The thing I don’t understand is, the boy disappears completely a couple of years after this letter. What happened to him? Even if he was a fraud, he’s clearly a very good one and people a lot less skilled were able to make a living from their comparatively meager skills for a lifetime. Why not Jackie? And what did he ultimately do with his life? My searches so far (admittedly brief) haven’t turned up anything except for a few more articles from the 30’s marveling at his abilities.

It’s so sad about Jackie losing his mother at such a young age. I do wonder about him. And his father.

November 26, 1936

Dear. Prof. Rhine:

Since I began reading magazine and newspaper accounts of your experiments in telepathy and clairvoyance, I have wondered whether anyone ever tipped you off to an 8-year-old boy named Jackie Merkle, and whether you have ever put him through a conclusive test.

The boy baffled me and others who have tried to divine how he works. Of course, none of us testers was very well versed in the phenomena which seemed to be involved, but we gave him what seemed to us foolproof tests. I will relate them briefly and you can judge for yourself.

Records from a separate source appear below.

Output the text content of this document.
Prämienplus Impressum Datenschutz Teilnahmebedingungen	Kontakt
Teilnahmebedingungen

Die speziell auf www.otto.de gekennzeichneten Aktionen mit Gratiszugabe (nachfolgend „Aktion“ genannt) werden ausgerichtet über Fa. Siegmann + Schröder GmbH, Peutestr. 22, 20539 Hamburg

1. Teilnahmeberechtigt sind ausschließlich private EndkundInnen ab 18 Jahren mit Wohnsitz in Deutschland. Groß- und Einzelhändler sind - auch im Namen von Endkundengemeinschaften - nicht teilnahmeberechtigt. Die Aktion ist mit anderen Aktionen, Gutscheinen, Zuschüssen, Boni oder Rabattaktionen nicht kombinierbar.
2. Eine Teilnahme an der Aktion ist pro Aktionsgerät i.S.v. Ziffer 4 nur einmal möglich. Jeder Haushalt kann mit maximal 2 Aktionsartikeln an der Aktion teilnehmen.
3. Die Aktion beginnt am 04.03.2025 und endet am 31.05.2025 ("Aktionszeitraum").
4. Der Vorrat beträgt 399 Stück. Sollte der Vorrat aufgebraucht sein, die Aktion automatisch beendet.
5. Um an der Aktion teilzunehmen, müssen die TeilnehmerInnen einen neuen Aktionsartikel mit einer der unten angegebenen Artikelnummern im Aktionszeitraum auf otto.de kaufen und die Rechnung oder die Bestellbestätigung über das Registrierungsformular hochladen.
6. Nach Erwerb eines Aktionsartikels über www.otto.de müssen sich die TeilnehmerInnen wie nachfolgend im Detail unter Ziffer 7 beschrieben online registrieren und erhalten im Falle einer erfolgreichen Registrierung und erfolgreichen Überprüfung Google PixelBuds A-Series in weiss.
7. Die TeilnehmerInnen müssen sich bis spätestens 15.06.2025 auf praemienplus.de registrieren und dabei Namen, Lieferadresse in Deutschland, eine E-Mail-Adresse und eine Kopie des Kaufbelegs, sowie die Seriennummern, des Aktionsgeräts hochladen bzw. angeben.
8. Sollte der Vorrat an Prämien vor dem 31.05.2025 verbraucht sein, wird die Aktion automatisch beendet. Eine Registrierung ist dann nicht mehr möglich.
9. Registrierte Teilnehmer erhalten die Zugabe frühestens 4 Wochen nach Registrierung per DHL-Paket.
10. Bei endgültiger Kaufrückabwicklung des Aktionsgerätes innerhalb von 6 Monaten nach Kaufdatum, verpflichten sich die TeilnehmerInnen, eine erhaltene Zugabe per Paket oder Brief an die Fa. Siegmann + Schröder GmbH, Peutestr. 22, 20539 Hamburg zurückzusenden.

We tried the simple test of putting him in an adjoining room, writing words and sentences (or geometrical figures) on a piece of paper and asking him what had been written. He answered these easily. Next, without any writing, one of us would think of a name, or a word, or a combination of words and ask him to tell what it was we were thinking of. This took him a little longer but he got the answers. We worked this both in the same room with him, and by having the tester go to another room, fully out of sight of the boy. In this test, some of the testers would think of long medical words. The boy would stumble over pronouncing them, but he never missed.

Next, we sat him at one end of a long room. At the other end was a shelf of books. One of us would pick a book at random, open it at random and ask the boy to tell what was on the printed page. He was very slow and stumbling about this but accurate in his reading to a syllable. The bookshelf was unfamiliar to him and unfamiliar to us. None of us knew where any book would fall open. During much of this test, the boy was looking at a funny paper. He has a passion for comic strips and sometimes it is difficult to get him away from them long enough to perform.

Next, one of us, whose background he couldn’t have known, asked Jackie questions about his (the questioner’s) history. The boy told him how and where his mother died (in Dublin, of cancer), what her name was, where the tester’s father had been born, what his name was, and a number of other things of the same nature. A woman in the groups said: “I am thinking of the name of a dog I once owned. What is it?” The boy instantly gave it and it was some complicated name like Sir Ronald of Twyffort Fields.

Jackie is the son of a pair of acrobats. His mother was killed in a fall and his father, now a retired acrobat, lives off the child’s vaudeville performances, scooting along the thin ice of child labor laws as best he may. Jackie doesn’t perform much around New York because of strict enforcement but spends most of his time ranging around the country, mostly in the gaslight circuit, astounding the natives, as he astounded us here. One of his father’s favorite publicity stunts is to take Jackie into a local newspaper office where the boy stops reporters, stenographers, printers, et al, and tells them very intimate things about themselves, such as how many children they have and their names, their past occupations and their current ambitions. His talent is frankly being commercialized and I think he give a lot of phoney answers just to please the theatre customers. Many ask: “Who stole my diamond ring?” and he usually answers: “A domestic.” In this sort of thing, I believe he is a plain fake, but I simply cannot doubt his telepathic abilities.

If you are interested in this boy, I will be able to get in touch with him. May I request that if you decide to test him the New Yorker get whatever story there may be in it?

Jack Alexander

[I thought I copied Rhine’s response to him, but I can’t find it. I will continue looking.]